Capital markets regulator Securities and Exchange Board of India (SEBI) has probed an investigation into Lakshmi Vilas Bank (LVB) for not following disclosure norms. This move has come after when one of the stock exchanges suspected unfair trade practices in the functioning of LVB. LVB is charged for tweaking insider trading norms and carrying out unfair trade practices.

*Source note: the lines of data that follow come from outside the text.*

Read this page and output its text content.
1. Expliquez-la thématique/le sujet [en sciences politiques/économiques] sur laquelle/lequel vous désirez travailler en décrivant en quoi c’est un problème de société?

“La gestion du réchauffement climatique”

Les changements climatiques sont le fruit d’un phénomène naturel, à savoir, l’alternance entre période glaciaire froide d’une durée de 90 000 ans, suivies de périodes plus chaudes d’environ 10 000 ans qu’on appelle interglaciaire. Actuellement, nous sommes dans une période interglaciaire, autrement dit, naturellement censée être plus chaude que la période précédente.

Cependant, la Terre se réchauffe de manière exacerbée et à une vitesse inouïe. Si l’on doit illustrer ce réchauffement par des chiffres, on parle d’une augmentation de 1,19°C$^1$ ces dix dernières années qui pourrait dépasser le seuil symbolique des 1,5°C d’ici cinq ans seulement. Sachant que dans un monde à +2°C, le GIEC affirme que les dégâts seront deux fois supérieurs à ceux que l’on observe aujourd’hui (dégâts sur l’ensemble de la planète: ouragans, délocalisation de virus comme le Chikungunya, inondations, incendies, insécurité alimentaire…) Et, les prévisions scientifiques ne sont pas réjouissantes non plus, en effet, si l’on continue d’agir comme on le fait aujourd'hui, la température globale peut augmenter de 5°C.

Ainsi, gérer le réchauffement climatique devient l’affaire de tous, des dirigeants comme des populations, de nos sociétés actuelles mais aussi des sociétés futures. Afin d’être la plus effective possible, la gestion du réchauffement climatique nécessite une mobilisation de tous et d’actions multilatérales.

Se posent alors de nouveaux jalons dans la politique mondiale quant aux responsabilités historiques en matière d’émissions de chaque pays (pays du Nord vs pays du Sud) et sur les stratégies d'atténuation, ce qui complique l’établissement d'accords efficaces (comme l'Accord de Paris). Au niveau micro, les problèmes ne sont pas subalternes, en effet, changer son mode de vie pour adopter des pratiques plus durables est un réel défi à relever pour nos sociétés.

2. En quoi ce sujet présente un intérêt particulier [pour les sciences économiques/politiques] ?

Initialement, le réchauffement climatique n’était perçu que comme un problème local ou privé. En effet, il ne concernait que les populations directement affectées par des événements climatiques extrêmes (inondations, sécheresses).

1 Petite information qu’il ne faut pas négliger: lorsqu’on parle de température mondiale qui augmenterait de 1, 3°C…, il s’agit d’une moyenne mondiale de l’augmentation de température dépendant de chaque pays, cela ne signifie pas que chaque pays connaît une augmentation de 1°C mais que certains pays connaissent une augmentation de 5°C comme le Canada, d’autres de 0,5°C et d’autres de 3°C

Evident from past governance issues
Over the period of 10 years between 2010 and 2020, LVB has changed five chief executive officers (CEOs). Neither of outgoing CEOs has told the accurate reasons for leaving. It shows continuous interference of few directors (having a large chunk of shares) on the functioning of LVB. RBI remained silent spectator when Gross NPAs of LVB shot from 1.765% in 2017 to 25.39% in 2020. It has also been charged with the suit of distributing fraudulent loans which also brought it under the eye of Delhi police. All these events proved that LVB has not bothered about the corporate governance in its greed to become corporates’ favorite bank.
Bottom line
Government and Reserve Bank of India have made it clear that they have learnt form the past banking crisis and this time they are swifter in resolution. It has also been hinted that GOI and RBI will punish whoever were at the bottom of this crisis. There would be more rules in place for bringing transparency in appointing higher officials in banks. The emphasis would be on making the management more efficient and responsible. The amalgamation of Lakshmi Vilas Bank into DBIL can be considered as an experiment in banking industry. It is the first time that ailing bank is not dumped on the shoulders of any public sector bank but a foreign player is welcomed to rescue the ailing bank. If this model turns out to be efficient then we can see more amalgamation in the near future.